On Nov. 16, 2016, MAGNET: The Manufacturing Advocacy and Growth Network, in conjunction with PNC Bank, presented its 2016 State of Manufacturing: Important Trends Affecting Northeast Ohio Manufacturers at Jergens Inc., 15700 S. Waterloo Road, Cleveland. There was standing room only as manufacturers and service-industry representatives arrived to hear presentations by Rich Wetzel, Youngstown Business Incubator, on the state of additive manufacturing and Dr. Ned Hill, The Ohio State University’s John Glenn College of Public Affairs and Ohio Manufacturing Institute, on manufacturing, the economy and the future.
In opening remarks, Paul Clark, regional president, PNC Bank, noted that “Thirty percent of PNC’s loan commitments in Northeast Ohio have been in manufacturing for the past 20 of 40 years.” These loans help manufacturers with new product development, new markets and acquisitions.
Wetzel, in his presentation on additive manufacturing, aka 3D printing, shared the seven main processes of additive manufacturing, with material extrusion being the most common, and says, “Northeast Ohio is becoming the capital of additive manufacturing and putting the area on the map.” He also shared that low-volume tooling is the low-hanging fruit and the easiest to implement for near-term opportunities but that the market tends to be risk averse.
Last, Dr. Hill (if I had an economics professor like this in college, I might have liked economics and learned something) talked about the current uncertainty in the market due to the election but the positive increase in interest rates. He says, “Manufacturing is looked at nostalgically by the public since it’s gone overseas, and they believe we aren’t making things.” In 2014, although China was the top nation for manufacturing, the U.S. was a close second. He shared that the largest market opportunity in the world lies in the NAFTA nations. He did a retrospective and shared that manufacturers were always in the top 10 employers in Ohio but now the reality is that part-time, low-wage jobs in healthcare, retail and food service have become the mainstay. In that reality, he says, “Midsized companies will be driving this state.”
Another trend he discussed in depth was automation. Since 1979, we lost almost 5-million factory jobs but at the same time more than doubled the value due to productivity. In addition, he shared statistics that we have lost 13 percent of factory jobs to trade and 88 percent to automation and continuous improvement, and that robotics is expected to reduce labor by another 22 percent in the U.S. He asked the audience to consider how many jobs technology has saved rather than lost. The U.S., for the first time in recent years, is a threat to China due to its quality, efficiency and improved internal supply chain.
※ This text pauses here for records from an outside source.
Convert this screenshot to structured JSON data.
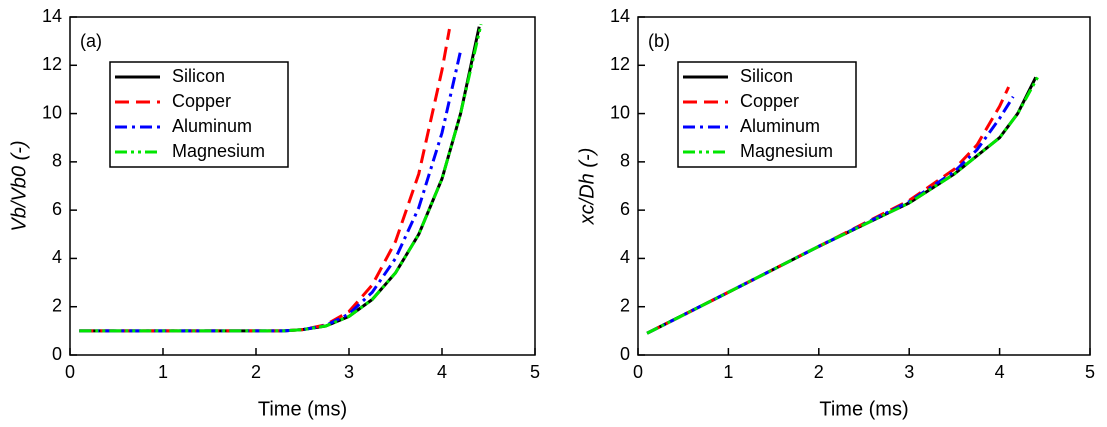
{
  "chart_data": [
    {
      "type": "line",
      "annotation": "(a)",
      "xlabel": "Time (ms)",
      "ylabel": "Vb/Vb0 (-)",
      "xlim": [
        0,
        5
      ],
      "xticks": [
        0,
        1,
        2,
        3,
        4,
        5
      ],
      "ylim": [
        0,
        14
      ],
      "yticks": [
        0,
        2,
        4,
        6,
        8,
        10,
        12,
        14
      ],
      "legend": "upper left",
      "series": [
        {
          "name": "Silicon",
          "color": "#000000",
          "style": "solid",
          "x": [
            0.1,
            1,
            2,
            2.3,
            2.5,
            2.75,
            3.0,
            3.25,
            3.5,
            3.75,
            4.0,
            4.2,
            4.4
          ],
          "values": [
            1,
            1,
            1,
            1,
            1.05,
            1.2,
            1.6,
            2.3,
            3.4,
            5,
            7.3,
            10,
            13.6
          ]
        },
        {
          "name": "Copper",
          "color": "#ff0000",
          "style": "dash",
          "x": [
            0.1,
            1,
            2,
            2.3,
            2.5,
            2.75,
            3.0,
            3.25,
            3.5,
            3.75,
            4.0,
            4.08
          ],
          "values": [
            1,
            1,
            1,
            1,
            1.05,
            1.25,
            1.8,
            2.9,
            4.7,
            7.5,
            11.8,
            13.5
          ]
        },
        {
          "name": "Aluminum",
          "color": "#0000ff",
          "style": "dashdot",
          "x": [
            0.1,
            1,
            2,
            2.3,
            2.5,
            2.75,
            3.0,
            3.25,
            3.5,
            3.75,
            4.0,
            4.2
          ],
          "values": [
            1,
            1,
            1,
            1,
            1.05,
            1.22,
            1.7,
            2.6,
            4.0,
            6.1,
            9.2,
            12.6
          ]
        },
        {
          "name": "Magnesium",
          "color": "#00e600",
          "style": "dashdotdot",
          "x": [
            0.1,
            1,
            2,
            2.3,
            2.5,
            2.75,
            3.0,
            3.25,
            3.5,
            3.75,
            4.0,
            4.2,
            4.42
          ],
          "values": [
            1,
            1,
            1,
            1,
            1.05,
            1.2,
            1.6,
            2.3,
            3.4,
            5,
            7.3,
            10,
            13.7
          ]
        }
      ]
    },
    {
      "type": "line",
      "annotation": "(b)",
      "xlabel": "Time (ms)",
      "ylabel": "xc/Dh (-)",
      "xlim": [
        0,
        5
      ],
      "xticks": [
        0,
        1,
        2,
        3,
        4,
        5
      ],
      "ylim": [
        0,
        14
      ],
      "yticks": [
        0,
        2,
        4,
        6,
        8,
        10,
        12,
        14
      ],
      "legend": "upper left",
      "series": [
        {
          "name": "Silicon",
          "color": "#000000",
          "style": "solid",
          "x": [
            0.1,
            1,
            2,
            3,
            3.5,
            4.0,
            4.2,
            4.4
          ],
          "values": [
            0.9,
            2.6,
            4.5,
            6.3,
            7.5,
            9.0,
            10.0,
            11.5
          ]
        },
        {
          "name": "Copper",
          "color": "#ff0000",
          "style": "dash",
          "x": [
            0.1,
            1,
            2,
            3,
            3.5,
            3.75,
            4.0,
            4.1
          ],
          "values": [
            0.9,
            2.6,
            4.5,
            6.4,
            7.7,
            8.7,
            10.3,
            11.1
          ]
        },
        {
          "name": "Aluminum",
          "color": "#0000ff",
          "style": "dashdot",
          "x": [
            0.1,
            1,
            2,
            3,
            3.5,
            3.75,
            4.0,
            4.15
          ],
          "values": [
            0.9,
            2.6,
            4.5,
            6.35,
            7.6,
            8.5,
            9.8,
            10.7
          ]
        },
        {
          "name": "Magnesium",
          "color": "#00e600",
          "style": "dashdotdot",
          "x": [
            0.1,
            1,
            2,
            3,
            3.5,
            4.0,
            4.2,
            4.42
          ],
          "values": [
            0.9,
            2.6,
            4.5,
            6.3,
            7.5,
            9.0,
            10.0,
            11.5
          ]
        }
      ]
    }
  ]
}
He says that when manufacturing can 3D print a die, it will save 20-30 percent and can compete with China. And, as much as we would like to believe that manufacturing powers the economy, it’s actually powered by consumers who do 70 percent of the spending. They are buying the products we manufacture!
Finally, he acknowledged the present problem of aging-out workers and the lack of a skilled workforce to replace them. He says manufacturing’s greatest enemies are parents, school counselors and OSHA, which limits workers under 20 from being on the manufacturing floor. We are losing talent to other industries. Let’s make these people our allies and work toward STEM education and a resurgence of interest in a field has evolved and shed its former stereotypical image.